Veliler, çocuklarıyla yaptıkları yöresel yemeklerle yarıştı

Kastamonu’da, “Yöresel Lezzetler Projesi Yemek Yarışması” çerçevesinde düzenlenen yarışmada, aileler çocuklarıyla yöresel yemek yaparak rakipleriyle yarıştı.

Kastamonu İl Milli Eğitim Müdürlüğü ile Kastamonu İl Kültür ve Turizm Müdürlüğü tarafından “Yöresel Lezzetler Projesi Yemek Yarışması” düzenlendi. Reşit Çubukla İlkokulu ve Ortaokulu’nda düzenlenen yarışmada veliler, çocuklarıyla birlikte yaptıkları yöresel yemeklerle birinci gelebilmek için birbiriyle kıyasıya yarıştı. Kastamonu’nun coğrafi işaretli ürün olan siyez bulgurundan yapılan ekşili pilav, banduma, yaprak sarması, baklava gibi yöresel yemekler yapıldı. Birbirinden lezzetli yöresel yemeklerin yarıştığı yarışmada jüri üyeleri, hem yemeklerin hikayesini hem nasıl yapıldığını yarışmacılardan dinledi. Keyifli dakikalarında yaşandığı yarışmada hem veliler, çocuklarıyla birlikte yarıştı hem de yöresel ürünler gelecek nesillere aktarıldı.

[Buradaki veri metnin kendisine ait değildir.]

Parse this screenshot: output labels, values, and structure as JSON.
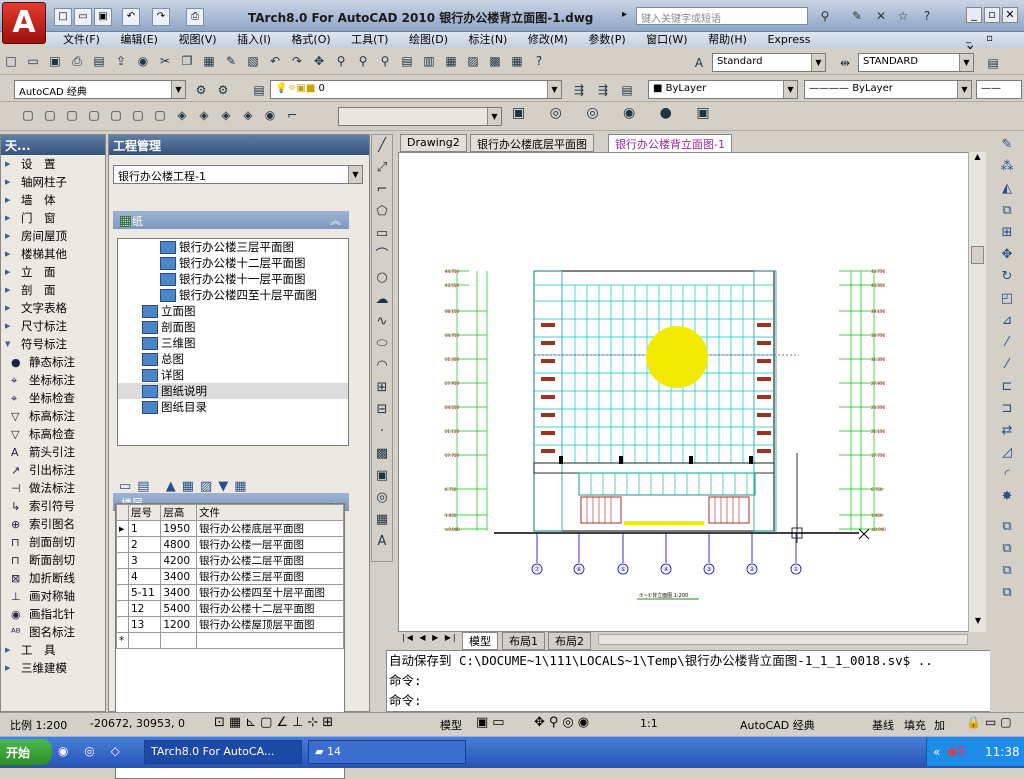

“Yöresel Lezzetler Projesi Yemek Yarışması”nda velilerin öğrencilerle birlikte yaptıkları yemeklerin bulunduğu stantları gezen Kastamonu İl Milli Eğitim Müdürü Hasan Gümüş, “Kültürümünüz en önemli öğelerinden birisi olan yöresel yemeklerimizin yapıldığı bir yarışma etkinliğindeyiz. Yemek sadece insanların ihtiyacını gideren bir ihtiyacın yanında aynı zamanda iletişimini, etkileşimini geliştiren toplumların etkileşim haline gelmesini sağlayan en önemli unsurlardan bir tanesidir” dedi.
"Kastamonumuz mutfak kültürü olarak da çok zengin"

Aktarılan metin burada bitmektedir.